Publié le lundi 14 novembre 2016

L’État français et plus particulièrement l’Éducation nationale, continuent à être parmi les principaux pourvoyeurs de travail précaire. Il recourt à des contrats publics (contractuels, vacataires, AED (Assistant d'Education), AESH (Aide aux Enfants en Situation de Handicap) et à des contrats de droit privés EVS (Emploi Vie Scolaire CUI/CAE 1 ). Il profite du travail des femmes de plus de quarante ans, des femmes seules et à charge d'enfants, qui sont au chômage de longue durée, ainsi qu'à des personnes de tous profils confondus, sur-diplômées, diplômées et sans diplômes.

Être femme travailleuse dans l'Éducation nationale

Nous assistons aujourd'hui à une multiplication des contrats à statuts différents. L’objectif de l’État est d’éviter de nous rassembler afin de lutter pour nos droits, il pratique le vieux proverbe italien, diviser pour régner.

Contrats à statuts différents et polyvalence

Ainsi, il existe un élargissement progressif des missions polyvalentes : aide administrative, appui éducatif, documentalistes et gestionnaires du BCD (Bibliothèque Centre Documentaire), aide à l'utilisation des nouvelles technologies, accueil des parents et des enfants, suivi des élèves absents, surveillance dans la cour de récréation et dans les classes, extension à l'accueil des élèves en situation de handicap, accompagnement de sorties scolaires, aide aux enseignants dans les activités pédagogiques.

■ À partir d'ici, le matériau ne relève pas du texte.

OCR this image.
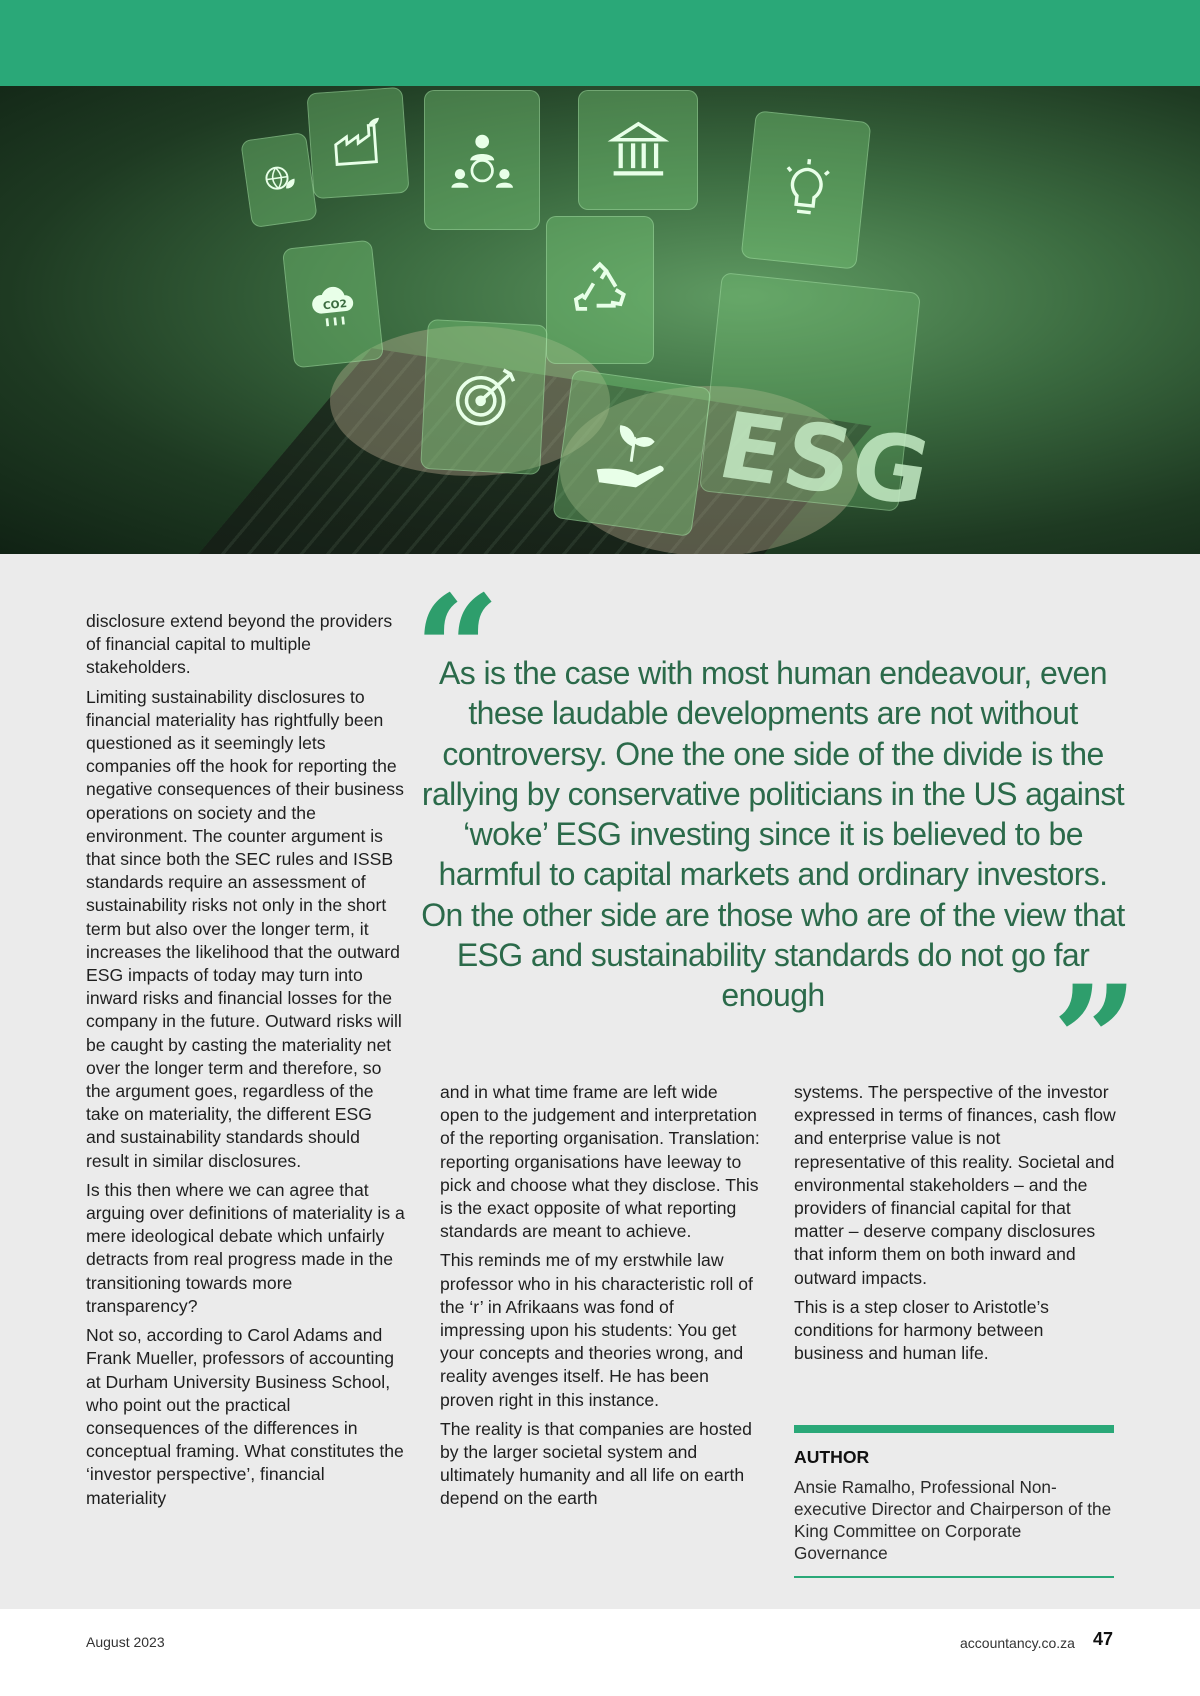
CO2
ESG

disclosure extend beyond the providers of financial capital to multiple stakeholders.

Limiting sustainability disclosures to financial materiality has rightfully been questioned as it seemingly lets companies off the hook for reporting the negative consequences of their business operations on society and the environment. The counter argument is that since both the SEC rules and ISSB standards require an assessment of sustainability risks not only in the short term but also over the longer term, it increases the likelihood that the outward ESG impacts of today may turn into inward risks and financial losses for the company in the future. Outward risks will be caught by casting the materiality net over the longer term and therefore, so the argument goes, regardless of the take on materiality, the different ESG and sustainability standards should result in similar disclosures.

Is this then where we can agree that arguing over definitions of materiality is a mere ideological debate which unfairly detracts from real progress made in the transitioning towards more transparency?

Not so, according to Carol Adams and Frank Mueller, professors of accounting at Durham University Business School, who point out the practical consequences of the differences in conceptual framing. What constitutes the ‘investor perspective’, financial materiality

“
As is the case with most human endeavour, even these laudable developments are not without controversy. One the one side of the divide is the rallying by conservative politicians in the US against ‘woke’ ESG investing since it is believed to be harmful to capital markets and ordinary investors. On the other side are those who are of the view that ESG and sustainability standards do not go far enough	”

and in what time frame are left wide open to the judgement and interpretation of the reporting organisation. Translation: reporting organisations have leeway to pick and choose what they disclose. This is the exact opposite of what reporting standards are meant to achieve.

This reminds me of my erstwhile law professor who in his characteristic roll of the ‘r’ in Afrikaans was fond of impressing upon his students: You get your concepts and theories wrong, and reality avenges itself. He has been proven right in this instance.

The reality is that companies are hosted by the larger societal system and ultimately humanity and all life on earth depend on the earth

systems. The perspective of the investor expressed in terms of finances, cash flow and enterprise value is not representative of this reality. Societal and environmental stakeholders – and the providers of financial capital for that matter – deserve company disclosures that inform them on both inward and outward impacts.

This is a step closer to Aristotle’s conditions for harmony between business and human life.

AUTHOR
Ansie Ramalho, Professional Non-executive Director and Chairperson of the King Committee on Corporate Governance
August 2023	accountancy.co.za 47
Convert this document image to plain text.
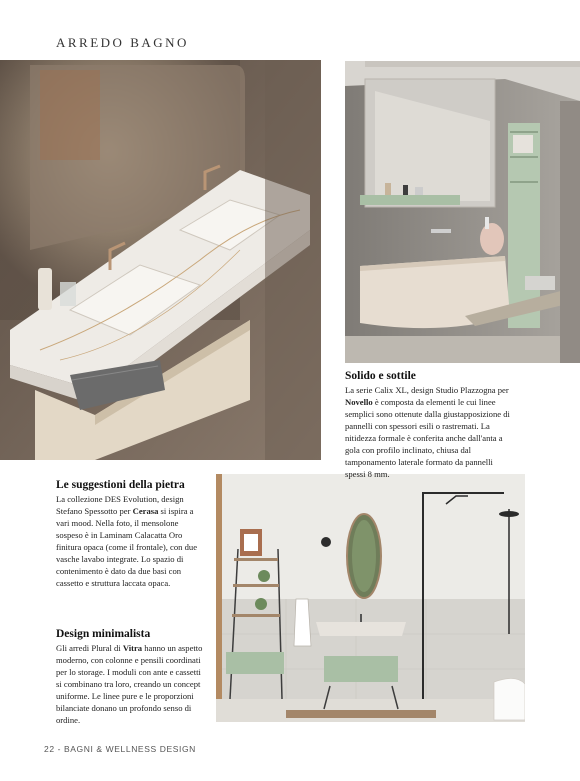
ARREDO BAGNO
Solido e sottile

La serie Calix XL, design Studio Plazzogna per Novello è composta da elementi le cui linee semplici sono ottenute dalla giustapposizione di pannelli con spessori esili o rastremati. La nitidezza formale è conferita anche dall'anta a gola con profilo inclinato, chiusa dal tamponamento laterale formato da pannelli spessi 8 mm.

Le suggestioni della pietra

La collezione DES Evolution, design Stefano Spessotto per Cerasa si ispira a vari mood. Nella foto, il mensolone sospeso è in Laminam Calacatta Oro finitura opaca (come il frontale), con due vasche lavabo integrate. Lo spazio di contenimento è dato da due basi con cassetto e struttura laccata opaca.

Design minimalista

Gli arredi Plural di Vitra hanno un aspetto moderno, con colonne e pensili coordinati per lo storage. I moduli con ante e cassetti si combinano tra loro, creando un concept uniforme. Le linee pure e le proporzioni bilanciate donano un profondo senso di ordine.

22 - BAGNI & WELLNESS DESIGN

En bref, les missions recouvrent tout ce qui a trait à la vie scolaire en sens le plus large du terme.

Ces missions, pourtant indispensables au bon fonctionnement des écoles, sont beaucoup trop mal définies et biaisées, ont tendance à se généraliser (surtout dans le cas des EVS), de telle sorte que les EVS deviennent taillables et corvéables à merci. Comme aux siècles derniers...

Des CDI de précarité

L'été 2012, le ministre de l’Éducation et de la Recherche Benoît Hamon avait fait miroiter aux AESH et AED (décret du 27 juin 2014), la « CDIsation » de leurs contrats. Ils nous ont fait croire que cette mesure constituait une « avancée » dans la professionnalisation. Ceci concernait la moitié des 70 000 travailleurs précaires dans l’Éducation nationale. Cependant, très vite nous avons compris que cette « CDIsation » n’aboutirait en aucune façon à la suppression du travail précaire. Il s’agissait plutôt de légaliser la misère et la surexploitation de travailleurs : la « CDIsation » est en réalité la continuité du statut de travailleur précaire, sur un contrat de droit privé. Ainsi même, la plupart des travailleurs EVS font entre 20h et 26 h hebdomadaires payées pour 20 heures, avec un salaire net de 682 euros nets, même pas le SMIC. Les AESH qui font 20h, perçoivent un salaire de 603 euros par mois. En cas d'absence, Il n'y a pas de remplacement.

Salaires de misère et statut de travailleur pauvre

Avec ces salaires de misère, nous constatons que, dès l’instant où la précarité s'installe, elle le fait de manière durable sinon définitive. Ainsi les AESH et EVS ont des salaires en-dessous de seuil de pauvreté, aucune indemnité de fin de contrat pour les CUI/CAE. Les EVS ne s’inscrivent même pas dans le cadre d’une convention collective. Les contrats des EVS sont signés entre ces derniers et les proviseurs des établissements ; c'est à dire que ni les directeurs des écoles, ni l'IEN (inspecteurs de l’Éducation nationale), ni l'IA (Inspection Académique) ni même le recteur ne sont l’employeur. Ces contrats se font selon des règles non écrites où domine l'arbitraire. Le temps de formation obligatoire non rémunéré et non récupéré, non préalable à la prise de poste, ni reconnu ni valorisé. Ces formations ne sont pas adaptées aux postes, elles sont mises en place par l'administration dans le seul but de se protéger légalement.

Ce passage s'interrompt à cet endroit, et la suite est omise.